System Design

The general idea is to have a multi cluster architecture with centralized scheduling. There are three kind of nodes:

  • Central manager nodes
  • Data nodes
  • Computational worker nodes

An overview of the system can be seen in Figure 1.


Figure 1 Global system overview

Central Managers

The central managers are the most intelligent nodes of the system and coordinate the whole system. Central managers keep track which datasets are stored on which data nodes, and handle the requests for certain analyses on a dataset. They also take care of splitting a task into multiple subtasks, which can be distributed across workers.

Central managers store a lot of metadata, and the idea is to replicate this data on all central managers. This data is stored in a PostgreSQL database, and using pgPool-II [pgpool] it is possible to setup the replication system. The persistent messaging middleware also runs on the central manager, and in our case we use RabbitMQ [rabbitmq] as our message queue.
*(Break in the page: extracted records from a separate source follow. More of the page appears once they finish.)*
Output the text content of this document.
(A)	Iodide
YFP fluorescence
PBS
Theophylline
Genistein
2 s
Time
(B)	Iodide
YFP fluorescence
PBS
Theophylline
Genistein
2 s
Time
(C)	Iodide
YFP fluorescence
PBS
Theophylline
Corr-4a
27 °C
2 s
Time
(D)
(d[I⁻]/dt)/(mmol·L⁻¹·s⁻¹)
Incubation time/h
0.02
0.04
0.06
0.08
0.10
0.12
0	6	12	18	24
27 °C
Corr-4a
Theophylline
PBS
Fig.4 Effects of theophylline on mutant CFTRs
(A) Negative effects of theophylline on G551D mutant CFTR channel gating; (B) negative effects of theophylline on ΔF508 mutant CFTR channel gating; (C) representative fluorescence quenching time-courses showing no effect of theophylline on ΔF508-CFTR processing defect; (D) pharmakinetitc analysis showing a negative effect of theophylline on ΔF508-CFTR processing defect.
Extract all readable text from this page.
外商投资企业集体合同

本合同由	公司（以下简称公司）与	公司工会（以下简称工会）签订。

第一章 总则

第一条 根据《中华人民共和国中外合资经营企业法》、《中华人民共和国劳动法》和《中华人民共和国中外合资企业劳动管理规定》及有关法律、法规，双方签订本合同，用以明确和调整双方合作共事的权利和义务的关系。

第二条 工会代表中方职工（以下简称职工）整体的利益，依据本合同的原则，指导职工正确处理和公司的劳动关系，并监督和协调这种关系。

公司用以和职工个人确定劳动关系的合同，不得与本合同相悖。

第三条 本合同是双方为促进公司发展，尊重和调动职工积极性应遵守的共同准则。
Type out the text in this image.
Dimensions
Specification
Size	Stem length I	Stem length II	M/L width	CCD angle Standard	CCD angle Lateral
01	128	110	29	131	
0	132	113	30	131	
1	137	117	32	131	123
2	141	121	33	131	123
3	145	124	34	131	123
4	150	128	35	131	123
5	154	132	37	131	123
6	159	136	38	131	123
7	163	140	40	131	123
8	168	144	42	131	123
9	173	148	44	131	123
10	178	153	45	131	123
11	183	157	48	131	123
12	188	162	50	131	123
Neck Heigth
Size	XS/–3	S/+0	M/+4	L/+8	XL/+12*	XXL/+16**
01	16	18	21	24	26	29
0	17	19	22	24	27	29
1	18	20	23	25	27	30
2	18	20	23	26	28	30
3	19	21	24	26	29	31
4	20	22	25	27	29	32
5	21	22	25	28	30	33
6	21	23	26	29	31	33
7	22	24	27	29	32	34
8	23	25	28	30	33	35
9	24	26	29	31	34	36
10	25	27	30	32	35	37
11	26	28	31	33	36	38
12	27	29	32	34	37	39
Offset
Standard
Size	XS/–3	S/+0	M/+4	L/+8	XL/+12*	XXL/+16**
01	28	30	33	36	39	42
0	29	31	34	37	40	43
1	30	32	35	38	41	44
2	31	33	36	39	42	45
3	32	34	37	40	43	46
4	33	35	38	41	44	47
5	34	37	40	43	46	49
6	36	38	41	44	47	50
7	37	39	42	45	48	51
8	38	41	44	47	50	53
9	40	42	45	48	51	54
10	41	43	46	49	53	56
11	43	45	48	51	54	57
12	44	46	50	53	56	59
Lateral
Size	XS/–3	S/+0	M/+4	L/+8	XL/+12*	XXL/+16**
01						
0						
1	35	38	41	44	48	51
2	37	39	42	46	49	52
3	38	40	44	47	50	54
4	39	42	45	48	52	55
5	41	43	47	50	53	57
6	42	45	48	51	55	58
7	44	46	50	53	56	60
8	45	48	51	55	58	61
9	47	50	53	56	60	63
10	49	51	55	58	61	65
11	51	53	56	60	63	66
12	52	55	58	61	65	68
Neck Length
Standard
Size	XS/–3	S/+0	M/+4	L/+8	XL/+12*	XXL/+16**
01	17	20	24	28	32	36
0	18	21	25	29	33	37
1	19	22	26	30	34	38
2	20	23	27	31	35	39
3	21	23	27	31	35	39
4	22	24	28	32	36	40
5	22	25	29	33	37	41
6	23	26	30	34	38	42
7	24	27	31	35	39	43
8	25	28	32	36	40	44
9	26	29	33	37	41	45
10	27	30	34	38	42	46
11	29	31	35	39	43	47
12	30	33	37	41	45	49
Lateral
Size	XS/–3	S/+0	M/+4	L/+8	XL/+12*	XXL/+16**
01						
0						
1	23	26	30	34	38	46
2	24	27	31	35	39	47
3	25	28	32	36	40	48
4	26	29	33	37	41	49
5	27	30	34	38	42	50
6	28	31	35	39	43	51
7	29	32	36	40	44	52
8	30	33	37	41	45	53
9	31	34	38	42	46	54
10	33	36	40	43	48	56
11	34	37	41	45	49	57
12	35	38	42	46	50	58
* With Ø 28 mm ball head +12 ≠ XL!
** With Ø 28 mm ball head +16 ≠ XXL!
RabbitMQ has built in functionality to share message queues across multiple nodes, and keep those queues consistent.

We assume all nodes will be located in the same data center (it is a distributed system for a single company or research group), and therefore the chance of a network partition is considered low.

Data Nodes

All datasets are stored on dedicated “data nodes”. To prevent any data loss, and to retain high availability/access of the data, the central manager makes sure that each dataset is stored on multiple different nodes. Clients communicate with the central manager about where to store initial new data, however the transfer is done directly from client to data node to not unnecessary increase data transfers. We specified in our fault tolerant requirements that the system should be tolerant to at most one unavailable node of each type, and thus each dataset is stored on two data nodes.

Data nodes are a simple distributed file system, but they also provides some more intelligent functionality. They can calculate proper byte offsets to split a file into multiple chunks for a limited set of file types. We do this calculation on the data node, because otherwise you would need to transfer the possibly large dataset to another node.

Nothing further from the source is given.